2024.6.30 の週報掲載の説教

2024.6.30 の週報掲載の説教

<2024年5月5日の説教から>

「新しく生まれ変わる」
ヨハネによる福音書3章1節~15節

牧師 鈴木 美津子

 
ニコデモはユダヤ人であり、ファリサイ派に属する議員であった。ある夜、彼は人目を避けるように夜の闇に紛れて、主イエスのもとを訪ねた。彼は主イエスを「神から来られた方」だと言った。ニコデモは主イエスが為された奇跡や癒しの業を見たので、主イエスから「どうやったら神の国に入ることができるのか。救われるのか。」その教えを請おうとしてやってきたのである。ニコデモからすれば、信仰とは、特別な天の知識を得ることであったのだ。

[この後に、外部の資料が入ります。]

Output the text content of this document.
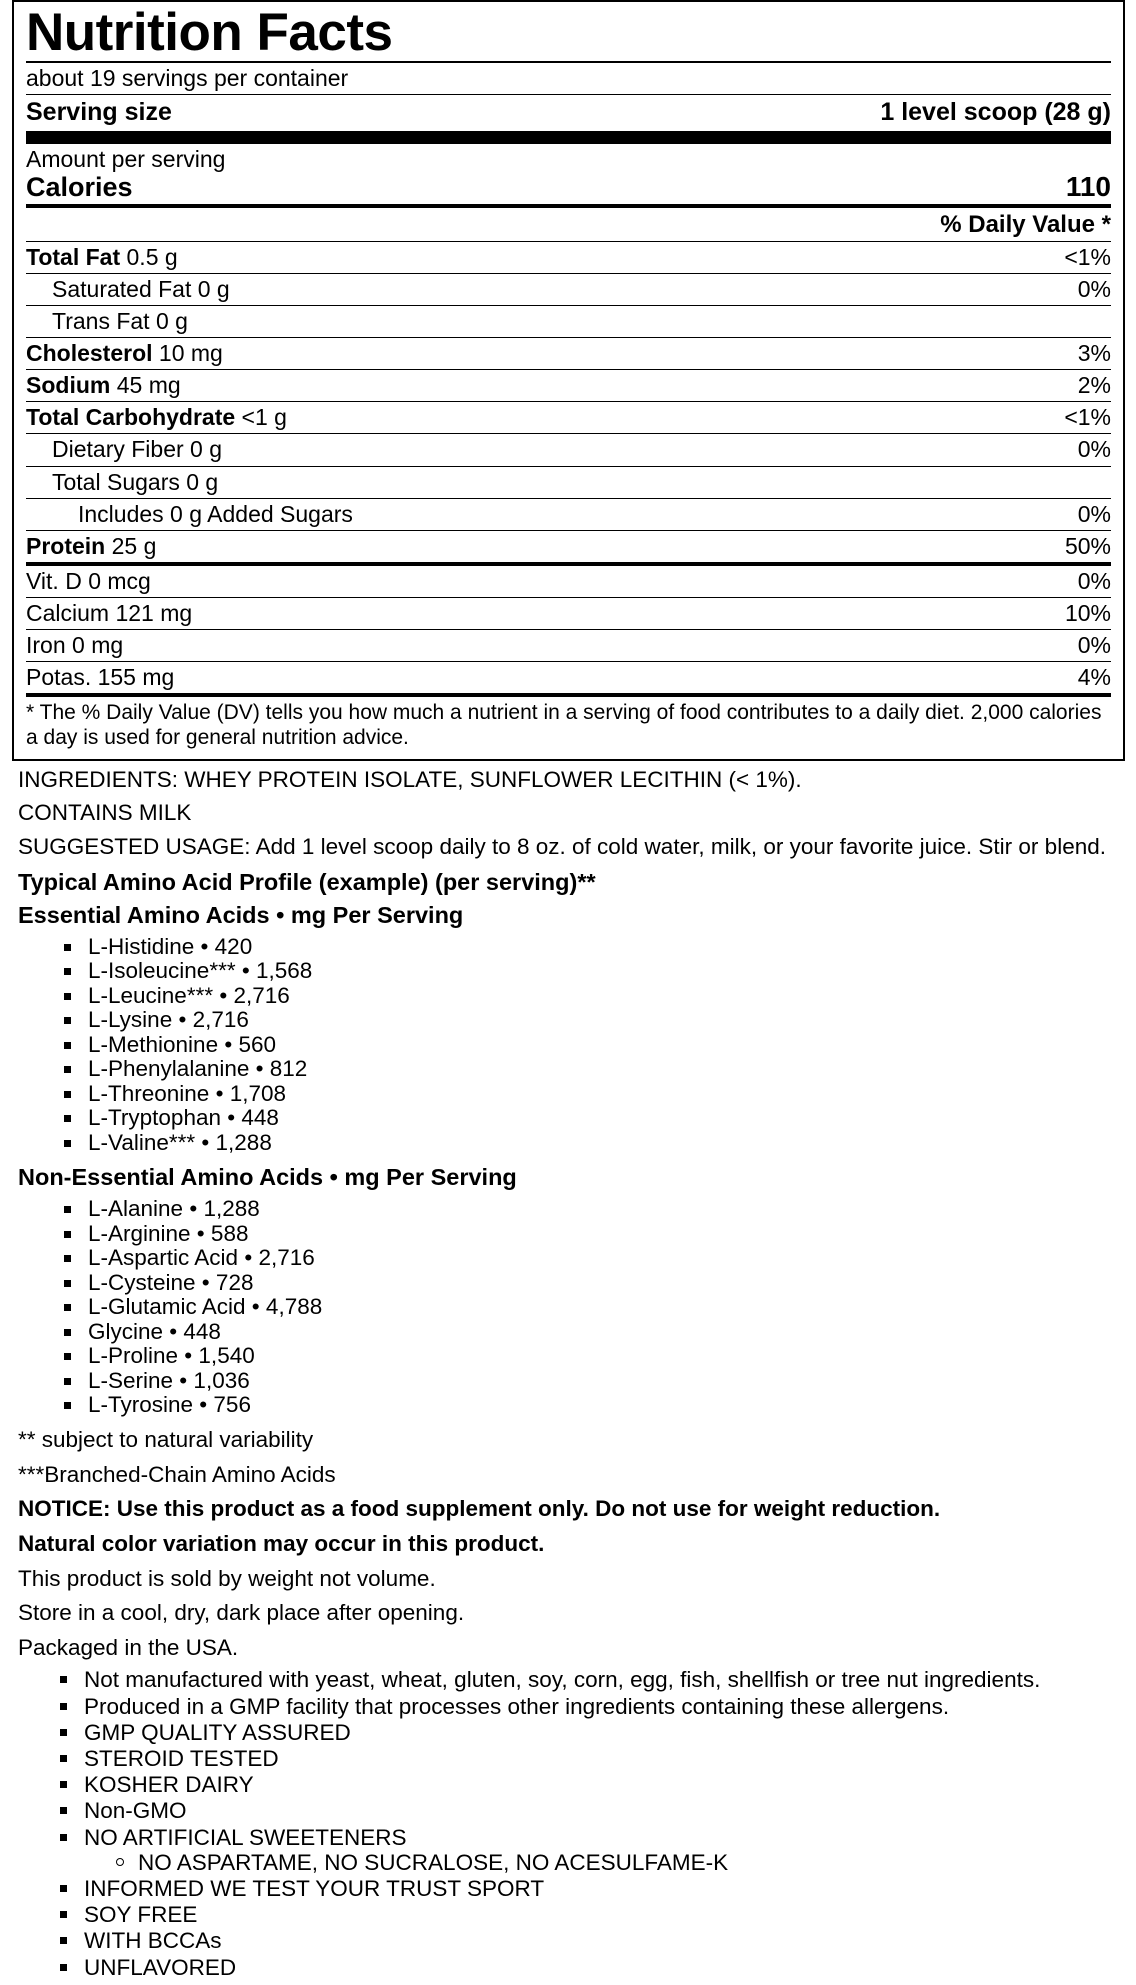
Nutrition Facts
about 19 servings per container
Serving size	1 level scoop (28 g)
Amount per serving
Calories	110
% Daily Value *
Total Fat 0.5 g	<1%
Saturated Fat 0 g	0%
Trans Fat 0 g
Cholesterol 10 mg	3%
Sodium 45 mg	2%
Total Carbohydrate <1 g	<1%
Dietary Fiber 0 g	0%
Total Sugars 0 g
Includes 0 g Added Sugars	0%
Protein 25 g	50%
Vit. D 0 mcg	0%
Calcium 121 mg	10%
Iron 0 mg	0%
Potas. 155 mg	4%
* The % Daily Value (DV) tells you how much a nutrient in a serving of food contributes to a daily diet. 2,000 calories a day is used for general nutrition advice.
INGREDIENTS: WHEY PROTEIN ISOLATE, SUNFLOWER LECITHIN (< 1%).
CONTAINS MILK
SUGGESTED USAGE: Add 1 level scoop daily to 8 oz. of cold water, milk, or your favorite juice. Stir or blend.
Typical Amino Acid Profile (example) (per serving)**
Essential Amino Acids • mg Per Serving
L-Histidine • 420
L-Isoleucine*** • 1,568
L-Leucine*** • 2,716
L-Lysine • 2,716
L-Methionine • 560
L-Phenylalanine • 812
L-Threonine • 1,708
L-Tryptophan • 448
L-Valine*** • 1,288
Non-Essential Amino Acids • mg Per Serving
L-Alanine • 1,288
L-Arginine • 588
L-Aspartic Acid • 2,716
L-Cysteine • 728
L-Glutamic Acid • 4,788
Glycine • 448
L-Proline • 1,540
L-Serine • 1,036
L-Tyrosine • 756
** subject to natural variability
***Branched-Chain Amino Acids
NOTICE: Use this product as a food supplement only. Do not use for weight reduction.
Natural color variation may occur in this product.
This product is sold by weight not volume.
Store in a cool, dry, dark place after opening.
Packaged in the USA.
Not manufactured with yeast, wheat, gluten, soy, corn, egg, fish, shellfish or tree nut ingredients.
Produced in a GMP facility that processes other ingredients containing these allergens.
GMP QUALITY ASSURED
STEROID TESTED
KOSHER DAIRY
Non-GMO
NO ARTIFICIAL SWEETENERS
NO ASPARTAME, NO SUCRALOSE, NO ACESULFAME-K
INFORMED WE TEST YOUR TRUST SPORT
SOY FREE
WITH BCCAs
UNFLAVORED
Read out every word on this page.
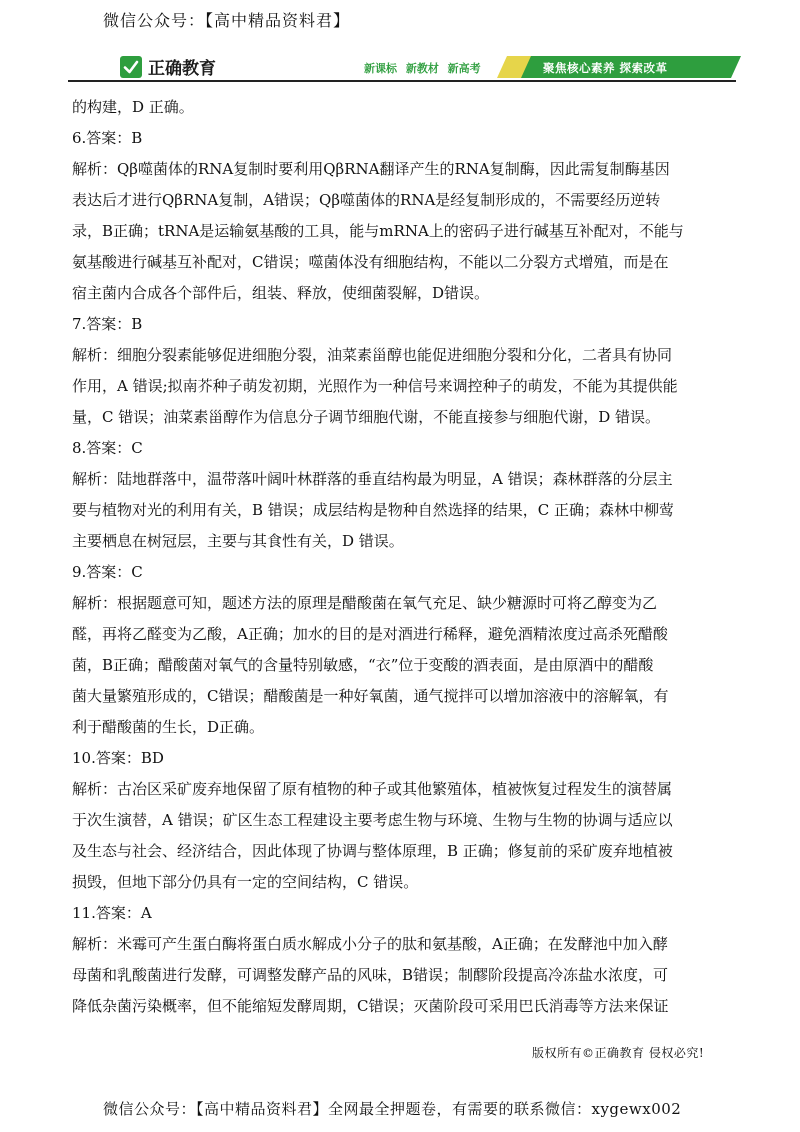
微信公众号：【高中精品资料君】
正确教育	新课标 新教材 新高考	聚焦核心素养 探索改革
的构建，D 正确。
6.答案：B
解析：Qβ噬菌体的RNA复制时要利用QβRNA翻译产生的RNA复制酶，因此需复制酶基因
表达后才进行QβRNA复制，A错误；Qβ噬菌体的RNA是经复制形成的，不需要经历逆转
录，B正确；tRNA是运输氨基酸的工具，能与mRNA上的密码子进行碱基互补配对，不能与
氨基酸进行碱基互补配对，C错误；噬菌体没有细胞结构，不能以二分裂方式增殖，而是在
宿主菌内合成各个部件后，组装、释放，使细菌裂解，D错误。
7.答案：B
解析：细胞分裂素能够促进细胞分裂，油菜素甾醇也能促进细胞分裂和分化，二者具有协同
作用，A 错误;拟南芥种子萌发初期，光照作为一种信号来调控种子的萌发，不能为其提供能
量，C 错误；油菜素甾醇作为信息分子调节细胞代谢，不能直接参与细胞代谢，D 错误。
8.答案：C
解析：陆地群落中，温带落叶阔叶林群落的垂直结构最为明显，A 错误；森林群落的分层主
要与植物对光的利用有关，B 错误；成层结构是物种自然选择的结果，C 正确；森林中柳莺
主要栖息在树冠层，主要与其食性有关，D 错误。
9.答案：C
解析：根据题意可知，题述方法的原理是醋酸菌在氧气充足、缺少糖源时可将乙醇变为乙
醛，再将乙醛变为乙酸，A正确；加水的目的是对酒进行稀释，避免酒精浓度过高杀死醋酸
菌，B正确；醋酸菌对氧气的含量特别敏感，“衣”位于变酸的酒表面，是由原酒中的醋酸
菌大量繁殖形成的，C错误；醋酸菌是一种好氧菌，通气搅拌可以增加溶液中的溶解氧，有
利于醋酸菌的生长，D正确。
10.答案：BD
解析：古冶区采矿废弃地保留了原有植物的种子或其他繁殖体，植被恢复过程发生的演替属
于次生演替，A 错误；矿区生态工程建设主要考虑生物与环境、生物与生物的协调与适应以
及生态与社会、经济结合，因此体现了协调与整体原理，B 正确；修复前的采矿废弃地植被
损毁，但地下部分仍具有一定的空间结构，C 错误。
11.答案：A
解析：米霉可产生蛋白酶将蛋白质水解成小分子的肽和氨基酸，A正确；在发酵池中加入酵
母菌和乳酸菌进行发酵，可调整发酵产品的风味，B错误；制醪阶段提高冷冻盐水浓度，可
降低杂菌污染概率，但不能缩短发酵周期，C错误；灭菌阶段可采用巴氏消毒等方法来保证
版权所有©正确教育 侵权必究!
微信公众号：【高中精品资料君】全网最全押题卷，有需要的联系微信：xygewx002
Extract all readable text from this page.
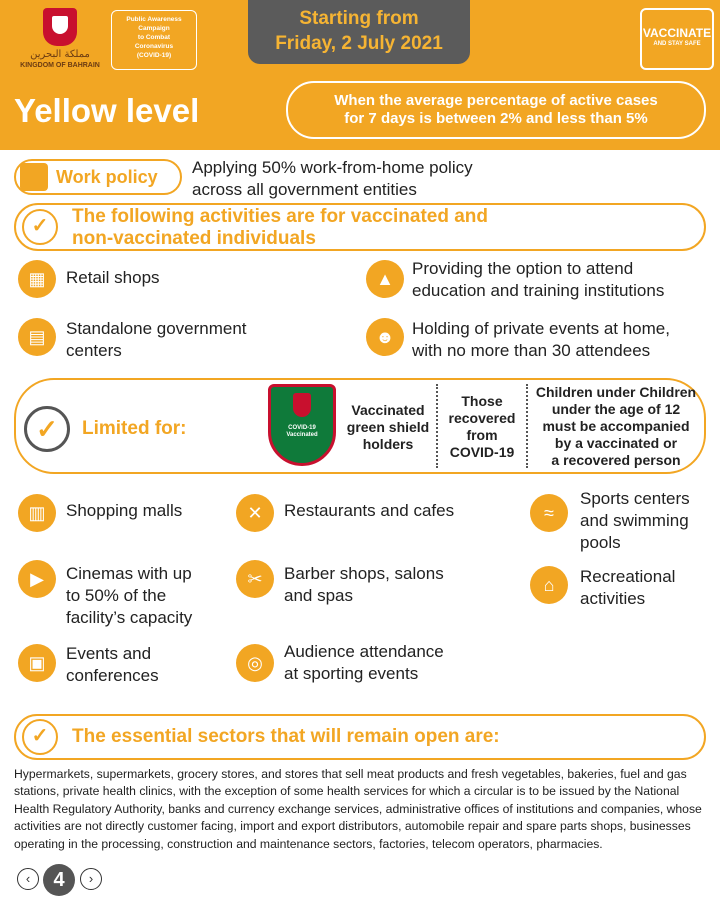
مملكة البحرين
KINGDOM OF BAHRAIN
Public Awareness
Campaign
to Combat
Coronavirus
(COVID-19)
Starting from
Friday, 2 July 2021	VACCINATE
AND STAY SAFE
Yellow level	When the average percentage of active cases
for 7 days is between 2% and less than 5%
Work policy Applying 50% work-from-home policy
across all government entities
✓	The following activities are for vaccinated and
non-vaccinated individuals
▦	Retail shops	▲
Providing the option to attend
education and training institutions
▤	Standalone government
centers
☻	Holding of private events at home,
with no more than 30 attendees
✓	Limited for:	COVID-19
Vaccinated
Vaccinated
green shield
holders
Those
recovered
from
COVID-19
Children under Children
under the age of 12
must be accompanied
by a vaccinated or
a recovered person
▥	Shopping malls	✕	Restaurants and cafes	≈
Sports centers
and swimming
pools
▶	Cinemas with up
to 50% of the
facility’s capacity
✂	Barber shops, salons
and spas
⌂	Recreational
activities
▣	Events and
conferences
◎
Audience attendance
at sporting events
✓	The essential sectors that will remain open are:
Hypermarkets, supermarkets, grocery stores, and stores that sell meat products and fresh vegetables, bakeries, fuel and gas stations, private health clinics, with the exception of some health services for which a circular is to be issued by the National Health Regulatory Authority, banks and currency exchange services, administrative offices of institutions and companies, whose activities are not directly customer facing, import and export distributors, automobile repair and spare parts shops, businesses operating in the processing, construction and maintenance sectors, factories, telecom operators, pharmacies.
‹	4	›
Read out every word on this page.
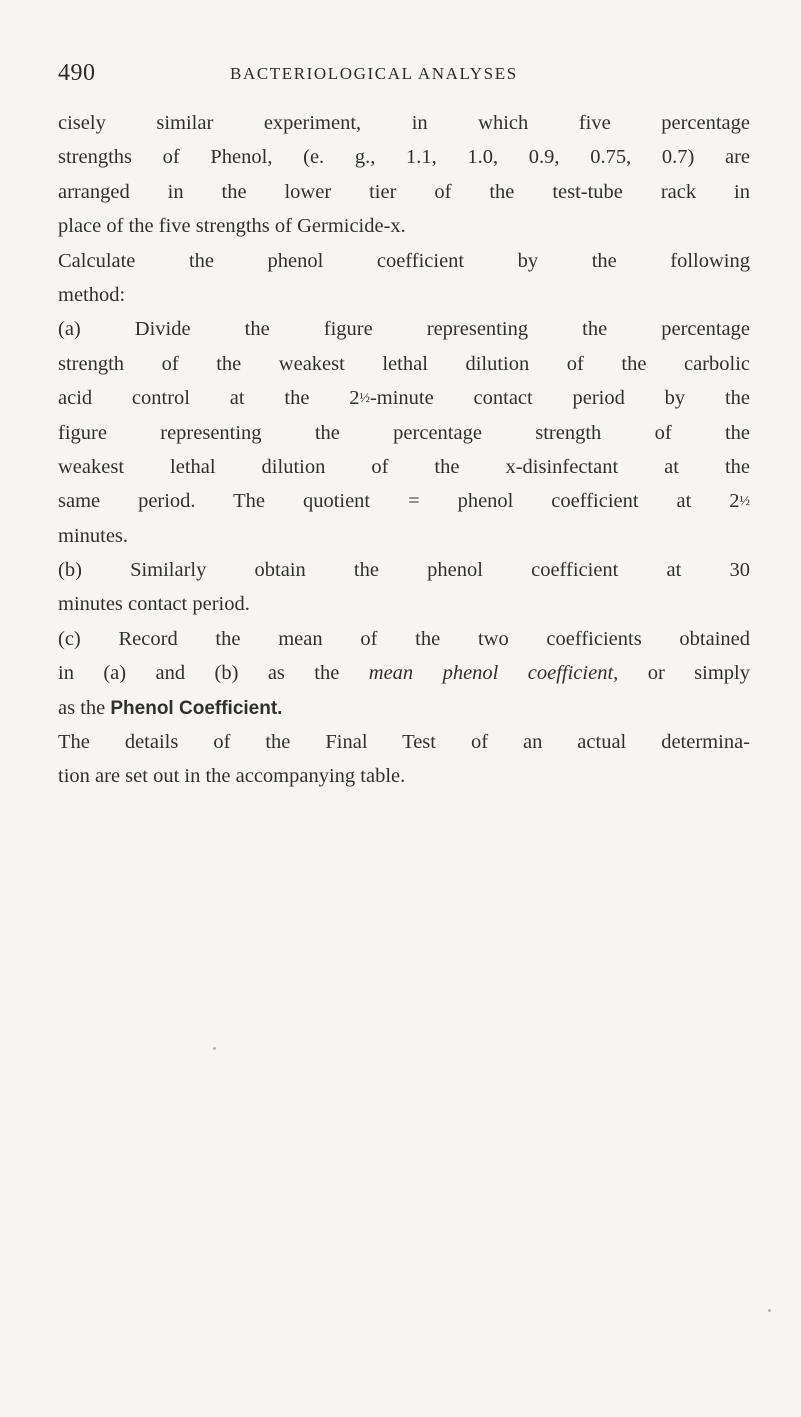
490	BACTERIOLOGICAL ANALYSES
cisely similar experiment, in which five percentage
strengths of Phenol, (e. g., 1.1, 1.0, 0.9, 0.75, 0.7) are
arranged in the lower tier of the test-tube rack in
place of the five strengths of Germicide-x.
Calculate the phenol coefficient by the following
method:
(a) Divide the figure representing the percentage
strength of the weakest lethal dilution of the carbolic
acid control at the 2½-minute contact period by the
figure representing the percentage strength of the
weakest lethal dilution of the x-disinfectant at the
same period. The quotient = phenol coefficient at 2½
minutes.
(b) Similarly obtain the phenol coefficient at 30
minutes contact period.
(c) Record the mean of the two coefficients obtained
in (a) and (b) as the mean phenol coefficient, or simply
as the Phenol Coefficient.
The details of the Final Test of an actual determina-
tion are set out in the accompanying table.
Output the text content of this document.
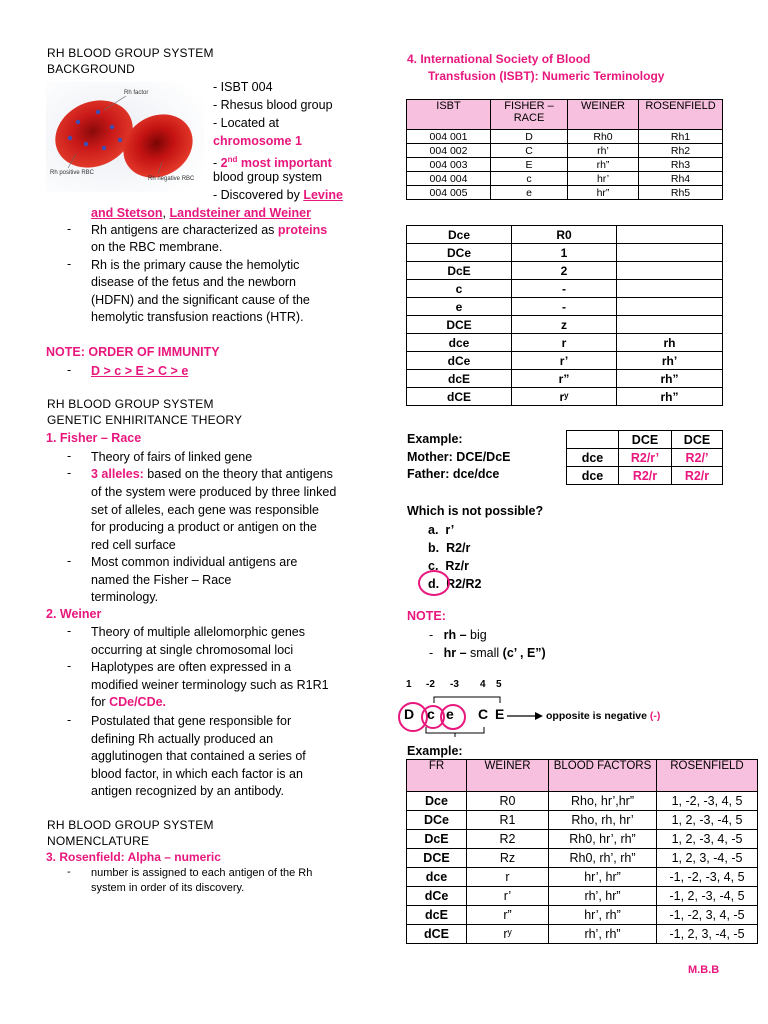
RH BLOOD GROUP SYSTEM
BACKGROUND
Rh factor
Rh positive RBC
Rh negative RBC
- ISBT 004
- Rhesus blood group
- Located at
chromosome 1
- 2nd most important
blood group system
- Discovered by Levine
and Stetson, Landsteiner and Weiner
- Rh antigens are characterized as proteins
on the RBC membrane.
- Rh is the primary cause the hemolytic
disease of the fetus and the newborn
(HDFN) and the significant cause of the
hemolytic transfusion reactions (HTR).
NOTE: ORDER OF IMMUNITY
- D > c > E > C > e
RH BLOOD GROUP SYSTEM
GENETIC ENHIRITANCE THEORY
1. Fisher – Race
- Theory of fairs of linked gene
- 3 alleles: based on the theory that antigens
of the system were produced by three linked
set of alleles, each gene was responsible
for producing a product or antigen on the
red cell surface
- Most common individual antigens are
named the Fisher – Race
terminology.
2. Weiner
- Theory of multiple allelomorphic genes
occurring at single chromosomal loci
- Haplotypes are often expressed in a
modified weiner terminology such as R1R1
for CDe/CDe.
- Postulated that gene responsible for
defining Rh actually produced an
agglutinogen that contained a series of
blood factor, in which each factor is an
antigen recognized by an antibody.
RH BLOOD GROUP SYSTEM
NOMENCLATURE
3. Rosenfield: Alpha – numeric
- number is assigned to each antigen of the Rh
system in order of its discovery.
4. International Society of Blood
Transfusion (ISBT): Numeric Terminology
ISBT	FISHER – RACE	WEINER	ROSENFIELD
004 001	D	Rh0	Rh1
004 002	C	rh’	Rh2
004 003	E	rh”	Rh3
004 004	c	hr’	Rh4
004 005	e	hr”	Rh5
Dce	R0	
DCe	1	
DcE	2	
c	-	
e	-	
DCE	z	
dce	r	rh
dCe	r’	rh’
dcE	r”	rh”
dCE	rʸ	rh”
Example:
Mother: DCE/DcE
Father: dce/dce
	DCE	DCE
dce	R2/r’	R2/’
dce	R2/r	R2/r
Which is not possible?
a. r’
b. R2/r
c. Rz/r
d. R2/R2
NOTE:
-   rh – big
-   hr – small (c’ , E”)
1 -2 -3 4 5
D c e C E	opposite is negative (-)
Example:
FR	WEINER	BLOOD FACTORS	ROSENFIELD
Dce	R0	Rho, hr’,hr”	1, -2, -3, 4, 5
DCe	R1	Rho, rh, hr’	1, 2, -3, -4, 5
DcE	R2	Rh0, hr’, rh”	1, 2, -3, 4, -5
DCE	Rz	Rh0, rh’, rh”	1, 2, 3, -4, -5
dce	r	hr’, hr”	-1, -2, -3, 4, 5
dCe	r’	rh’, hr”	-1, 2, -3, -4, 5
dcE	r”	hr’, rh”	-1, -2, 3, 4, -5
dCE	rʸ	rh’, rh”	-1, 2, 3, -4, -5
M.B.B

主イエスは、ニコデモに「人は、新たに生まれなければ、神の国を見ることはできない。」言われた。これに対してニコデモは「年をとった者が、どうして生まれることができましょう。もう一度母親の胎内に入って生まれることができるでしょうか。」と答えた。ニコデモは主イエスの言葉の意味を全く理解していなかった。なぜなら、ニコデモは人が「変わる」ということを、自分の力、自分の努力によって変わると捉えていたからである。それに対して、主イエスは「神の力によって変わる」と言っているのである。
人が、信じる者になる(変わる)、というのは、確かに自分の意志で、自分で決断して信じることである。しかしそうであるから、信じるということが不確かなことのようにも思われる。自分の意志や決断は必ずしもその後に及んで維持できるかどうかはわからないからである。しかし、主イエスが教えられるのは、神の思い、神の意志があって、主なる神が「霊」を注いでくださることによって、信じる者となる、ということである。そこに、私たちが信じることの確かさがあるのだ。

私たちが「永遠の命を得る」ということは、「神の国を見る」、あるいは「神の国に入る」ということである。それは、この地上の命では、ニコデモも考えたようにできないことなのである。

ニコデモが、この時、どのように受けとめたかは、これ以上記されていないのでわからない。しかし後にアリマタヤのヨセフと共にピラトに申しでて、十字架で息を引き取られた主イエスの遺体を引き取り、墓に納めている。それは、ニコデモが主イエスの弟子であることを公にすることでもある。主イエスが十字架に上げられるに及んで、主イエスが言われていたことが確かなことであり、十字架において「人の子が上げられる」確かな「しるし」であることをニコデモは理解したのである。